The vast majority of mayors and reeves across Canada believe their local egg, dairy and poultry farmers play a central role in their economy and community. They cited the importance of ensuring their citizens have access to fresh, safe and affordable food and that farmers get fair, stable producer prices.
The Ipsos Reid poll, which interviewed 124 municipal leaders across all provinces and territories, shows that 53 per cent of mayors and reeves said they were familiar with supply management. Once the system was explained, 87 per cent overall expressed their support, with 40 per cent saying they were very supportive.
“Municipal leaders coast to coast recognize supply management creates a stable environment that allows local family farms to remain the foundation of more than $25 billion a year in economic activity, supporting 300,000 jobs,” says Egg Farmers of Canada (EFC) Chair, Peter Clarke. “Mayors and reeves clearly understand just how important this sector is to Canadian consumers and to the health of their own communities.”
The survey, released at the annual Federation of Canadian Municipalities conference in Vancouver, involved in-depth interviews with mayors across the country, from small towns to the country’s largest cities, representing 25 per cent of the Canadian population. It is the largest survey of municipal leaders that Ipsos Reid has undertaken. Support for supply management was coast to coast, with Quebec and Nova Scotia municipal leaders stating the highest levels of support, with 57 per cent and 67 per cent strongly supporting supply management.
Consumer research done earlier this year by EFC shows that 40 per cent of Canadians are aware of supply management. Of those who say they understood how it works, 71 per cent said they “strongly supported” it, citing the desire to buy eggs that are both local and of high quality, and to ensure farmers receive fair prices. When Canadians not familiar with the system were told about it, support for supply management increased. “There is a growing interest in food security, food safety, and local food – and we have a great story to tell thanks to supply management,” adds Clarke. “This latest research confirms that consumers and political leaders stand firmly behind our mission of ensuring Canadians have a secure source of locally produced eggs, poultry and dairy products.”

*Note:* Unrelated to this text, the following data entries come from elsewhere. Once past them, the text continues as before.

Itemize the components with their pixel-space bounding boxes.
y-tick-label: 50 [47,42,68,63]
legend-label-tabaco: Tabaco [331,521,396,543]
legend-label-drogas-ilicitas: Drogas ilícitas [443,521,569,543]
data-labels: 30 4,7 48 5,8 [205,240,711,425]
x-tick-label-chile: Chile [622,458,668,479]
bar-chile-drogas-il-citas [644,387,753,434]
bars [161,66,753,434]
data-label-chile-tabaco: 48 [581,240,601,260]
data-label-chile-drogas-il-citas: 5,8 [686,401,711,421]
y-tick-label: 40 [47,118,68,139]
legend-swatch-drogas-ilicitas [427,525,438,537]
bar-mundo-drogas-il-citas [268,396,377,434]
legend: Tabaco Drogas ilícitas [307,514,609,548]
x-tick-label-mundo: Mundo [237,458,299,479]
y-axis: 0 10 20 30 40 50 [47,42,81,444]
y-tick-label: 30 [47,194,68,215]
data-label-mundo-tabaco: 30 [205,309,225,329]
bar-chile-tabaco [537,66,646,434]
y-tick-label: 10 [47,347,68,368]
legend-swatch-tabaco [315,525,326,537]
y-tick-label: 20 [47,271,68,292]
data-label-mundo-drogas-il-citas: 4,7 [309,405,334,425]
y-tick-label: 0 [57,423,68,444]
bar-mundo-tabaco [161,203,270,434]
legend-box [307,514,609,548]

Eighty per cent of the mayors and reeves polled said that supply management is important to ensure the survival of Canada’s family farms; 71 per cent said that opening the borders to imports would put family farms in jeopardy. If the entry of foreign products resulted in lower prices paid to farmers, 74 per cent believe there is no guarantee retailers would pass along any savings to consumers. Other highlights of the mayors and reeves poll include:
- Overall, 90 per cent of all respondents said supply management was important to their communities. Of those that said “very important,” support increased steadily going East, from 33 per cent in the West to 67 per cent in the East.
- 50 per cent said they have supply managed industries in their community, with 90 per cent saying they were important to the municipality.
- By region, 64 per cent of Ontario mayors and reeves said they had supply managed industries in their municipalities, ahead of Quebec at 59 per cent and the West at 44 per cent.
- Virtually all mayors and reeves of medium-sized communities (pop. 5,000 to 50,000) with supply management industries said it was important, with 62 per cent saying very important.
About the Survey
Ipsos Reid interviewed 124 mayors (or deputy mayors) and reeves in all provinces and territories by telephone between March 27 and April 26, 2013. The results have a margin of error of +/- 8.7 percentage points 19 times out of 20.